There’s no use trying to sugarcoat it this week: The trend is upward, not down. Predicting such things is usually a conservative game—don’t predict as much as report what’s already happened—but there doesn’t seem to be much chance of rates dipping below 4 percent again during 2017 (now, the reason why prognosticators take such a conservative approach is because as soon as they make an “obvious” prediction, some sort of dramatic event occurs and proves us wrong).
Rates rose for five of the past six days, which leaves the average lender offering 4.25 percent for a 30-year fixed rate mortgage.
A quick primer for those in the audience who note, correctly, that the average 30-year fixed rate being offered last week was also 4.25 percent. So how does that equate to rising rates for five of the past six days?
You need to understand that, more often than not, gauging the “rise” of rates is based more on the mean than the median. Essentially, if you took every 30-year fixed rate being offered right now, the mean (or average) would actually be slightly higher than 4.25 percent, because there are many more lenders offering 4.375 percent than those offering 4.125 percent.
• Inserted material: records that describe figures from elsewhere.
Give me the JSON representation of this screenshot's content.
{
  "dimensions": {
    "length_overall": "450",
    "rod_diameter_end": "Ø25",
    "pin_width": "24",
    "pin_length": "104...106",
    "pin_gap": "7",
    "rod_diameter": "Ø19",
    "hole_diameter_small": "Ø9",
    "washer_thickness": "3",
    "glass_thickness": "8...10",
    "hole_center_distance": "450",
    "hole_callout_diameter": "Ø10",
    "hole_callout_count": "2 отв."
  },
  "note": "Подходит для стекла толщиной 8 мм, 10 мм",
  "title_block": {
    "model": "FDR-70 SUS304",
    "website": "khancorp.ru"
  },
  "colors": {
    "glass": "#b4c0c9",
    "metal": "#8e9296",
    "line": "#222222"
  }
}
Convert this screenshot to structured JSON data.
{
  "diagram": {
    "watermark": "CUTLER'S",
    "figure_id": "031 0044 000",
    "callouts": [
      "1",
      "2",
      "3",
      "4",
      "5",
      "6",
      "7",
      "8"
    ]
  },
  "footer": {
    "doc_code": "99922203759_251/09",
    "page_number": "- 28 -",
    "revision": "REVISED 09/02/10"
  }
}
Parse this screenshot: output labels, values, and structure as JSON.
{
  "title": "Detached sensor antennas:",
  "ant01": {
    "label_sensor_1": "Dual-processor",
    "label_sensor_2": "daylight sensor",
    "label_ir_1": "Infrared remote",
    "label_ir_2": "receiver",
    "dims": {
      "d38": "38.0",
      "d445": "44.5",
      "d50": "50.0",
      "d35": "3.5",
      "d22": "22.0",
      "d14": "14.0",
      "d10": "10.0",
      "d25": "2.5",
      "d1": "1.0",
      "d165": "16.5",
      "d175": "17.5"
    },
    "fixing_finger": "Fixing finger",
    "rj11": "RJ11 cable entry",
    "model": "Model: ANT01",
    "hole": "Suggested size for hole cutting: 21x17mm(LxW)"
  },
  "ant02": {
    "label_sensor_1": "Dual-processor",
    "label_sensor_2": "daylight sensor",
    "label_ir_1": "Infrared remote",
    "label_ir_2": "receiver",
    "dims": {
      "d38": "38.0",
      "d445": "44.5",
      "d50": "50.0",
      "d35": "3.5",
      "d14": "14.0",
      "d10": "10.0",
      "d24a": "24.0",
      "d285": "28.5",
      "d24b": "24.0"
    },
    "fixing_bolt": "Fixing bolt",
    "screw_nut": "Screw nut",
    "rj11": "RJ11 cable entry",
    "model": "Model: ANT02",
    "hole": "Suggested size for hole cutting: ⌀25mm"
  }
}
However, because reporting a number such as “4.284” percent doesn’t make sense (because no one is going to offer that rate), it makes more sense to report the median—or the literal middle number in the range of entries.
The median for almost all of 2017 has been 4.25 percent…however the mean has been sneaking up almost every week. Eventually, and almost inevitably, the median will tip over to 3.375 percent. And, based on projections from the Federal Reserve—as well as big numbers over at the DOW Jones Industrial—those numbers could get as high as 5 percent by the end 0f 2017.
If your clients are close to closing, encourage them strongly to lock in now, especially if your current offerings are at 4.25 percent or below.
“The trend is not your friend right now,” says Hugh Page of Seacoast Bank. “With stocks rallying through the 20,000 level, bonds are taking it on the chin and mortgage rates are moving higher. No sense playing any float games in this environment so if you’re in a position to lock in your interest rate by all means I think you should do so.”